ThunderVVV / RCLSTR

Official PyTorch implementation of `[ACMMM 2023]Relational Contrastive Learning for Scene Text Recognition`
16 stars 1 forks source link

RuntimeError: No rendezvous handler for :// #4

Open ggxxer opened 7 months ago

ggxxer commented 7 months ago

When main_moco.py run to line 262 "mp.spawn(main_worker, nprocs=ngpus_per_node, args=(ngpus_per_node, args))", it reports error like: "raise RuntimeError("No rendezvous handler for {}://".format(result.scheme)) RuntimeError: No rendezvous handler for ://" Can you give me any advice to solve this error?

ThunderVVV commented 7 months ago

The main_moco.py is using pytorch multi-gpu distributed training. Please verify that your cuda environment is set up correctly for distributed training.

ggxxer commented 6 months ago

The main_moco.py is using pytorch multi-gpu distributed training. Please verify that your cuda environment is set up correctly for distributed training.

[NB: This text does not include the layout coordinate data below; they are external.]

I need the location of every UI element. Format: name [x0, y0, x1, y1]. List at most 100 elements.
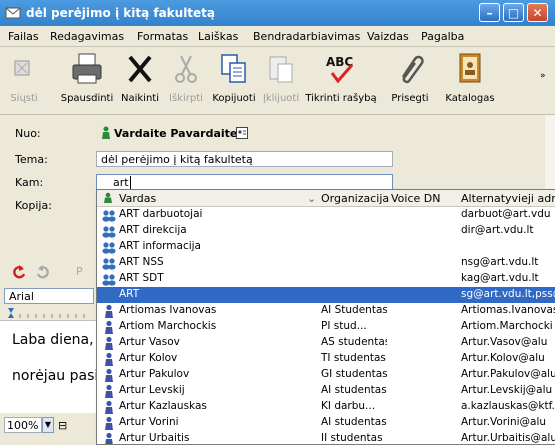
menu-help[interactable]: Pagalba: [421, 30, 464, 43]
person-icon: [102, 368, 116, 382]
column-organization[interactable]: Organizacija: [321, 192, 389, 205]
sort-chevron-down-icon[interactable]: ⌄: [307, 192, 316, 205]
group-icon: [102, 288, 116, 302]
autocomplete-name: Artur Urbaitis: [119, 432, 190, 444]
delete-button[interactable]: Naikinti: [118, 51, 162, 104]
autocomplete-row[interactable]: Artur Vorini AI studentas Artur.Vorini@alu: [97, 415, 555, 431]
menu-file[interactable]: Failas: [8, 30, 39, 43]
subject-field[interactable]: dėl perėjimo į kitą fakultetą: [96, 151, 393, 167]
menu-format[interactable]: Formatas: [137, 30, 188, 43]
person-icon: [102, 400, 116, 414]
from-value[interactable]: Vardaite Pavardaite: [114, 127, 237, 140]
autocomplete-row[interactable]: Artur Kazlauskas KI darbu... a.kazlauskas@…: [97, 399, 555, 415]
send-button[interactable]: Siųsti: [4, 51, 44, 104]
autocomplete-organization: GI studentas: [321, 368, 387, 380]
print-button[interactable]: Spausdinti: [58, 51, 116, 104]
from-label: Nuo:: [15, 127, 41, 140]
group-icon: [102, 240, 116, 254]
autocomplete-alt-address: Artur.Pakulov@alu: [461, 368, 555, 380]
autocomplete-alt-address: Artiom.Marchocki: [461, 320, 553, 332]
paste-icon: [269, 56, 293, 83]
contact-card-icon[interactable]: [236, 127, 248, 139]
autocomplete-row[interactable]: Artur Levskij AI studentas Artur.Levskij@a…: [97, 383, 555, 399]
autocomplete-alt-address: darbuot@art.vdu: [461, 208, 551, 220]
font-select[interactable]: Arial: [4, 288, 94, 304]
autocomplete-row[interactable]: ART direkcija dir@art.vdu.lt: [97, 223, 555, 239]
paragraph-icon[interactable]: P: [76, 265, 83, 278]
cc-label: Kopija:: [15, 199, 52, 212]
autocomplete-row[interactable]: ART SDT kag@art.vdu.lt: [97, 271, 555, 287]
to-field[interactable]: art: [96, 174, 393, 190]
spellcheck-button[interactable]: ABC Tikrinti rašybą: [304, 51, 378, 104]
undo-icon[interactable]: [12, 265, 26, 279]
autocomplete-row[interactable]: ART informacija: [97, 239, 555, 255]
autocomplete-name: Artur Pakulov: [119, 368, 190, 380]
autocomplete-name: Artur Levskij: [119, 384, 185, 396]
window-title: dėl perėjimo į kitą fakultetą: [26, 6, 216, 20]
autocomplete-name: Artur Kolov: [119, 352, 178, 364]
zoom-select[interactable]: 100%: [4, 417, 42, 433]
autocomplete-name: Artiomas Ivanovas: [119, 304, 217, 316]
autocomplete-organization: AI Studentas: [321, 304, 387, 316]
column-name[interactable]: Vardas: [119, 192, 156, 205]
autocomplete-row[interactable]: ART NSS nsg@art.vdu.lt: [97, 255, 555, 271]
autocomplete-name: ART: [119, 288, 315, 300]
autocomplete-name: ART direkcija: [119, 224, 187, 236]
minimize-button[interactable]: –: [479, 3, 500, 22]
autocomplete-name: ART darbuotojai: [119, 208, 203, 220]
menu-view[interactable]: Vaizdas: [367, 30, 409, 43]
to-field-value: art: [113, 176, 129, 189]
maximize-button[interactable]: □: [503, 3, 524, 22]
copy-button[interactable]: Kopijuoti: [210, 51, 258, 104]
chevron-down-icon[interactable]: ▼: [42, 417, 54, 433]
person-icon: [102, 320, 116, 334]
autocomplete-row[interactable]: ART darbuotojai darbuot@art.vdu: [97, 207, 555, 223]
autocomplete-alt-address: nsg@art.vdu.lt: [461, 256, 539, 268]
body-line-2[interactable]: norėjau pasit: [12, 368, 104, 384]
autocomplete-organization: II studentas: [321, 432, 383, 444]
paste-button[interactable]: Įklijuoti: [260, 51, 302, 104]
person-icon: [102, 432, 116, 444]
autocomplete-row[interactable]: Artiomas Ivanovas AI Studentas Artiomas.Iv…: [97, 303, 555, 319]
title-bar: dėl perėjimo į kitą fakultetą – □ ✕: [0, 0, 555, 26]
group-icon: [102, 224, 116, 238]
autocomplete-alt-address: dir@art.vdu.lt: [461, 224, 534, 236]
autocomplete-row[interactable]: ART sg@art.vdu.lt,pss@: [97, 287, 555, 303]
autocomplete-row[interactable]: Artur Vasov AS studentas Artur.Vasov@alu: [97, 335, 555, 351]
close-button[interactable]: ✕: [527, 3, 548, 22]
menu-edit[interactable]: Redagavimas: [50, 30, 124, 43]
paperclip-icon: [401, 55, 424, 84]
to-label: Kam:: [15, 176, 44, 189]
person-icon: [102, 336, 116, 350]
address-book-button[interactable]: Katalogas: [442, 51, 498, 104]
column-alternate-addresses[interactable]: Alternatyvieji adresai: [461, 192, 555, 205]
menu-collaboration[interactable]: Bendradarbiavimas: [253, 30, 360, 43]
toolbar-overflow-chevron-icon[interactable]: »: [540, 71, 546, 81]
delete-icon: [128, 55, 152, 83]
autocomplete-organization: KI darbu...: [321, 400, 376, 412]
autocomplete-alt-address: a.kazlauskas@ktf.v: [461, 400, 555, 412]
address-autocomplete-list: Vardas ⌄ Organizacija Voice DN Alternaty…: [96, 189, 555, 445]
autocomplete-name: ART informacija: [119, 240, 201, 252]
autocomplete-row[interactable]: Artiom Marchockis PI stud... Artiom.Marcho…: [97, 319, 555, 335]
redo-icon[interactable]: [36, 265, 50, 279]
printer-icon: [72, 53, 102, 84]
autocomplete-row[interactable]: Artur Kolov TI studentas Artur.Kolov@alu: [97, 351, 555, 367]
autocomplete-name: Artur Vasov: [119, 336, 180, 348]
autocomplete-row[interactable]: Artur Pakulov GI studentas Artur.Pakulov@a…: [97, 367, 555, 383]
body-line-1[interactable]: Laba diena,: [12, 332, 94, 348]
menu-bar: Failas Redagavimas Formatas Laiškas Bend…: [0, 26, 555, 47]
attach-button[interactable]: Prisegti: [386, 51, 434, 104]
column-voice-dn[interactable]: Voice DN: [391, 192, 440, 205]
send-icon: [14, 60, 30, 76]
group-icon: [102, 256, 116, 270]
autocomplete-organization: TI studentas: [321, 352, 386, 364]
zoom-minus-icon[interactable]: ⊟: [58, 419, 67, 432]
autocomplete-alt-address: Artur.Levskij@alu: [461, 384, 553, 396]
autocomplete-organization: AI studentas: [321, 416, 387, 428]
cut-button[interactable]: Iškirpti: [166, 51, 206, 104]
copy-icon: [221, 54, 246, 83]
autocomplete-name: Artiom Marchockis: [119, 320, 217, 332]
menu-message[interactable]: Laiškas: [198, 30, 238, 43]
autocomplete-name: Artur Kazlauskas: [119, 400, 207, 412]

Thank you for your reply. After setting up my cuda environment succesfully for distributed training, I've ran main_moco.py for nearly 12 hours. But model seems to fail to load TPS model successfully, since line 342: "print(f"TPS layer (freezed): {name}\n") ", fail to print anything. I have finished the steps according to your README.txt, can you give me any advice to solve this error?

ThunderVVV commented 6 months ago

The line 342 means that we load off-the-shelf pretrained TPS weights, and we freeze TPS during pre-training. You should download the TPS model weights(TRBA-Baseline-synth.pth) from baiduyun (password:px16) and put it as pretrain/TPS_model/TRBA-Baseline-synth.pth.

ggxxer commented 6 months ago

screenshot-1711350964465 I've finished this step according to README.txt, but this situation still exists.

ThunderVVV commented 6 months ago

Maybe you can check the key names in the TPS weights. It's actually a dictionary, and you can check to see if the names are correct during loading.